Bir diğer dedemdense cilt cilt Meydan Larausse kalmıştı. O zamanlar ansiklopedi karıştırmak, ansiklopedi okumak modaydı tabiî. Ben de ciltleri zaten eksik olan bu ansiklopedileri bir kitap gibi elime alır, ilgimi çeken maddelerini okurdum. Gerekli veya gereksiz bir çok şey öğrenmiştim bu ansiklopedilerden.

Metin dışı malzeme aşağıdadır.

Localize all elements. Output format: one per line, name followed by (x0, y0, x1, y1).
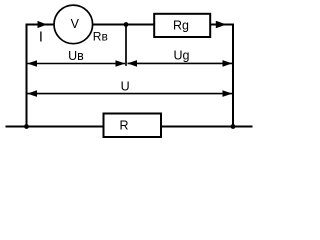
junction node bottom-right (231, 124, 236, 129)
svg-text:Rв: Rв (93, 30, 108, 44)
wire: left vertical conductor (26, 25, 28, 127)
dimension line U (27, 90, 232, 97)
wire: bottom horizontal, left segment (6, 126, 104, 128)
wire: top horizontal, middle segment (92, 24, 154, 26)
wire: top horizontal, left segment (26, 24, 55, 26)
current direction arrow I (38, 21, 48, 28)
voltmeter V (54, 5, 93, 44)
dimension line Uв (27, 60, 125, 67)
svg-text:Ug: Ug (174, 49, 190, 63)
current direction arrow (after Rg) (216, 21, 227, 29)
svg-text:R: R (119, 118, 128, 132)
junction node on top wire (124, 22, 129, 27)
wire: top horizontal, right segment (210, 24, 234, 26)
svg-text:Uв: Uв (68, 49, 84, 63)
svg-text:V: V (71, 17, 80, 31)
junction node bottom-left (24, 124, 29, 129)
resistor R (104, 114, 162, 138)
svg-text:U: U (121, 79, 130, 93)
dimension line Ug (127, 60, 232, 67)
svg-text:Rg: Rg (173, 19, 189, 33)
wire: right vertical conductor (232, 25, 234, 127)
wire: bottom horizontal, right segment (161, 126, 253, 128)
resistor Rg (154, 14, 210, 37)
wire: middle vertical extension line (125, 25, 127, 66)
svg-text:I: I (39, 29, 43, 45)
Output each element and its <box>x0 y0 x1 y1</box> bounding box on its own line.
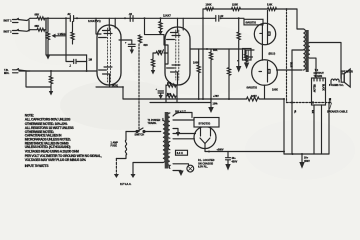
svg-text:350 V.C.T.: 350 V.C.T. <box>175 110 186 113</box>
svg-text:100K: 100K <box>193 62 199 65</box>
svg-text:1M: 1M <box>89 59 92 62</box>
svg-text:6V6GT/G: 6V6GT/G <box>247 87 258 90</box>
svg-text:250: 250 <box>167 82 172 85</box>
svg-text:.02: .02 <box>67 12 71 16</box>
svg-text:820: 820 <box>144 44 149 47</box>
svg-text:5.6K: 5.6K <box>267 3 273 7</box>
svg-text:450V: 450V <box>304 160 310 163</box>
svg-text:TRANS.: TRANS. <box>148 122 157 125</box>
svg-text:BLUE: BLUE <box>290 62 293 68</box>
svg-text:6.3V P.L.: 6.3V P.L. <box>198 166 208 169</box>
svg-text:(BLU): (BLU) <box>269 53 276 56</box>
svg-text:UNLESS NOTED. (K-THOUSAND): UNLESS NOTED. (K-THOUSAND) <box>25 145 71 149</box>
svg-text:6V6GT/G: 6V6GT/G <box>246 21 257 24</box>
svg-text:220K: 220K <box>232 3 238 7</box>
svg-text:.02: .02 <box>129 12 133 16</box>
svg-text:INPUT: 70 WATTS: INPUT: 70 WATTS <box>25 164 50 168</box>
svg-text:68K: 68K <box>35 24 40 28</box>
svg-text:YELLOW: YELLOW <box>312 84 315 93</box>
svg-text:SPEAKER CABLE: SPEAKER CABLE <box>327 110 348 113</box>
svg-text:1M: 1M <box>158 50 161 53</box>
svg-text:40+: 40+ <box>232 157 237 160</box>
svg-text:68K: 68K <box>35 13 40 17</box>
svg-text:10%: 10% <box>213 103 219 106</box>
svg-text:8 OHMS V.C.: 8 OHMS V.C. <box>329 84 344 87</box>
svg-text:1 MEG: 1 MEG <box>58 32 66 36</box>
svg-text:FUSE: FUSE <box>111 145 118 148</box>
svg-text:325V: 325V <box>251 95 257 98</box>
svg-text:5Y3GT/G: 5Y3GT/G <box>199 121 211 125</box>
svg-text:.02: .02 <box>220 14 224 18</box>
svg-text:12AX7(V1): 12AX7(V1) <box>88 19 101 23</box>
svg-text:100K: 100K <box>206 3 212 7</box>
svg-text:100K: 100K <box>272 88 278 91</box>
svg-text:SWITCH: SWITCH <box>135 134 145 137</box>
svg-text:+360V: +360V <box>217 148 224 151</box>
svg-text:117 V.A.C.: 117 V.A.C. <box>120 183 132 186</box>
svg-text:VOLTAGES MAY VARY PLUS OR MINU: VOLTAGES MAY VARY PLUS OR MINUS 10% <box>25 158 86 162</box>
svg-text:MIC.: MIC. <box>4 71 10 75</box>
svg-text:56K: 56K <box>213 49 218 52</box>
svg-text:SPEAKER: SPEAKER <box>341 69 353 73</box>
svg-text:450V: 450V <box>232 161 238 164</box>
svg-text:INST 1: INST 1 <box>4 18 13 22</box>
svg-text:(47K): (47K) <box>112 84 118 87</box>
svg-text:500: 500 <box>167 93 172 96</box>
svg-text:12AX7: 12AX7 <box>163 13 171 17</box>
svg-text:INST 2: INST 2 <box>4 29 13 33</box>
svg-text:BLUE: BLUE <box>328 98 331 104</box>
svg-text:TRANS: TRANS <box>314 75 323 78</box>
svg-text:BLACK: BLACK <box>321 84 324 91</box>
svg-text:+78V: +78V <box>213 95 219 98</box>
svg-text:6.3 V.: 6.3 V. <box>177 152 184 155</box>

Çocukluğumda bir dönem bizim kıraathanenin kitaplığından da faydalanmıştım. Aziz Nesin okumaya başladığımda sanırım 9-10 yaşlarındaydım. O zamanlar kızarlardı o yaşta Aziz Nesin okumama ama ben Aziz Nesin’i hep masalcı bir tonton dede olarak görürdüm. Bu komik hikâyelerin siyasî bir anlamı olduğunu öğrendiğimde iş işten çoktan geçmişti.
O zamanlar belki Kapitalizm bu kadar yaygın değildi, belki sermaye bu kadar çok değildi ama kitaba ulaşmak çok kolaydı. Çocukluğumda okunacak çok ama çok kitap bulabiliyordum. Her hafta Ayşegül serisini veren bir gazete vardı, onu alırdım. O dönemde gazeteler kuponla kitap, atlas, vcd seti gibi yararlı şeyleri verirdi. 5 veya 6. sınıfta olmam lâzım, ben de National Geographic markalı koca bir coğrafya kitabını gazeteden kupon biriktirirek almıştım. Hâlâ evimin bir kenarında durur.

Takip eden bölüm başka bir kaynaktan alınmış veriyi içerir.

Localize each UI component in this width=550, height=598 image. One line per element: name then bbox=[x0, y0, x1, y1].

Kitaplar elbette zenginliğimizdir. Kütüphane sahibi olmak, bir zenginlik göstergesidir ama yarışın bu kadar adaletsiz, ekonominin bu kadar kötü, satın alma gücünün bu kadar düşük olduğu bu dönemde kitap almak hayli lüks. Kitap, kötü bir yatırım amacı.
Bence her evde bir kütüphane bulunmalı ama bu kütüphaneler, öyle gösteriş olsun diye alınan kitaplardan değil kişinin mesleğini ilgilendiren kitaplardan oluşmalı.
Belki bugün iyice ıssızlaşan, sosyal hayatı olmayan bu geri kalmış taşra kasabasının mütevazi halkının kitaplarıyla mütevazi kitaplarıyla oluşturulmuş bu kütüphane bir lisans öğrencisinin ihtiyacını karşılayacak seviyede değildir.
Kütüphane şartlarının bugün için yetersiz olması, kütüphaneleri kaderine bırakmamızı gerektirmez. Buraya yapılacak bağışlar; aynı zamanda bir ülkenin geleceğine, okumak ve aydınlığa ulaşmak isteyen çocuklaradır.
Kütüphaneler, eğer sahip çıkarsak canlanır ve istenilen seviyeye ulaşır. Ben bu küçük kütüphanede vakit geçirerek üzerime düşen sorumluluğu da yerine getirmiş oluyorum. İstanbul’da dört yıl üniversite “okuyabilen” Trabzonlunun, okuyamayan Trabzonlulara şartları iyileştirebilmek gibi bir borcu vardır.
O yüzden kitap biriktirebilen arkadaşlardan ricam, kütüphanelerini bir kez daha gözden geçirmeleri. Çünkü Anadolu’da ne nitelikli ne de niteliksiz hayatında kütüphane görmemiş, bu havayı tatmamış birçok yerleşke var.